"Stern des Yoga", von Katharina Middendorf

Für einige unserer Veranstaltungen haben wir einen Fragebogen, der unter anderem auch aktuelle Beschwerden abfragt. Bei fast jedem dieser Fragebögen wird das Kreuz bei depressiven Verstimmungen gesetzt. Und einige von denen, die das Kreuz dort gesetzt haben, haben uns verraten, dass sie es erst nicht setzen wollten, weil es Ihnen unangenehm war. Das deutet darauf hin, dass man hier vermutlich von noch mehr Kreuzen ausgehen darf. Was hat das zu bedeuten?

Zunächst ersteinmal, dass viele Menschen möchten, dass sich an ihrem Zustand etwas verändert und sie noch über die Kraft verfügen das anzugehen. Es bedeutet, dass Vertrauen besteht, dass Yoga helfen kann. Aber ist das so?

Wir denken ja – doch es ist ein schmaler Grat: Zum Einen fördert Yoga die Introvertiertheit, was zunächst zu noch mehr Grübeln führen kann. Zum anderen fördert Yoga die Aktivität, was zunächst die Panik nicht mithalten zu können erhöhen kann.

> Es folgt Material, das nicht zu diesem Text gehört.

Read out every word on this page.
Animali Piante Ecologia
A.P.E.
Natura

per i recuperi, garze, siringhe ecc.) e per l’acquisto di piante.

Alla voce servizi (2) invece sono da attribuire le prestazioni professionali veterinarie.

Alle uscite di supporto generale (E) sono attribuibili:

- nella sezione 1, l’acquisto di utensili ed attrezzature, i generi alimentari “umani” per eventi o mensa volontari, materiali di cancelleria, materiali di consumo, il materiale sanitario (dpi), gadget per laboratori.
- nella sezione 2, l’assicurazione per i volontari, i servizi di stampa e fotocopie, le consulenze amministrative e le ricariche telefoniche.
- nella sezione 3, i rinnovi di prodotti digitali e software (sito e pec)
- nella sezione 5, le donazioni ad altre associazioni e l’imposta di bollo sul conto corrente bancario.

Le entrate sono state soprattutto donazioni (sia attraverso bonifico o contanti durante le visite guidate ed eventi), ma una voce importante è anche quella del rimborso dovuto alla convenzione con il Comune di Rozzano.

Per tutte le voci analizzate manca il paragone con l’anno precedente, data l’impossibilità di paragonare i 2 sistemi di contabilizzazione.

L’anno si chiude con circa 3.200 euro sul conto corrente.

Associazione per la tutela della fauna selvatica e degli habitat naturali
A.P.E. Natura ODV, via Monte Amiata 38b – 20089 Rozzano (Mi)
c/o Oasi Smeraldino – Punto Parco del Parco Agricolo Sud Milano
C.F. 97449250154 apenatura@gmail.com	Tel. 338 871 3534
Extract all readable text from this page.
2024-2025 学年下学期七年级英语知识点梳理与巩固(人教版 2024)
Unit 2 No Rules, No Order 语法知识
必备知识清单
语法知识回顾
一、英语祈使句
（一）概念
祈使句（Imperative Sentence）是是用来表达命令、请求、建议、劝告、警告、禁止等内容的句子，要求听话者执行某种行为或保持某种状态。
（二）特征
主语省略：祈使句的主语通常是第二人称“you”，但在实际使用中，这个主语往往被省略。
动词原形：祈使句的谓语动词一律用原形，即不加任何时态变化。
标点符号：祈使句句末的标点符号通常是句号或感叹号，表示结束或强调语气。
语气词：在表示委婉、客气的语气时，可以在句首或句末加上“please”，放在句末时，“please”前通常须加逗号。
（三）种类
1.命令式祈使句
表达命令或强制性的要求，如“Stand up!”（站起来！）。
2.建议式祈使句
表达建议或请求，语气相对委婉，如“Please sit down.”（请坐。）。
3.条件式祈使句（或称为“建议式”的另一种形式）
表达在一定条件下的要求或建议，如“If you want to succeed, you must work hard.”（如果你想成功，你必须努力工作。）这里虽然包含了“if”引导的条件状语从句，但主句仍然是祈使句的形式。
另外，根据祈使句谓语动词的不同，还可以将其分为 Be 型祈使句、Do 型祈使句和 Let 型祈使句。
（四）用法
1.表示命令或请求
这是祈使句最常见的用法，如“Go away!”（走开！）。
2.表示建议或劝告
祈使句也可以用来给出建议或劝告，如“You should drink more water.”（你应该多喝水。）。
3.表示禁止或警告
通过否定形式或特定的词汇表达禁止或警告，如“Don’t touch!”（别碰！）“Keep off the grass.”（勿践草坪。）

Und auf diesem Grat tanzt man mit Yoga. Behutsam die oft wertende Introvertiertheit in eine sanfte Selbstbeobachtung wandelnd. Achtsam den körperlichen Leistungsanspruch in eine Freude an der Bewegung wandelnd. Und das alles mit dem großen, tiefen Wissen des Yoga und unseren eigenen Erfahrungen mit Höhen und Tiefen. Auf diese Weise kann man eine realistische Möglichkeit erleben, die eigene Stimmungswelt selbst in die Hand zu nehmen und sie anzuerkennen wo sie anzuerkennen ist und zu verändern wo sie zu verändern ist. Und dazwischen zu unterscheiden.

Das zu erleben ist der Weg zu einer Stille, die Lebendigkeit in unser Leben bringt. Und ein Weg kann es sein, dem Stern des Yoga zu folgen.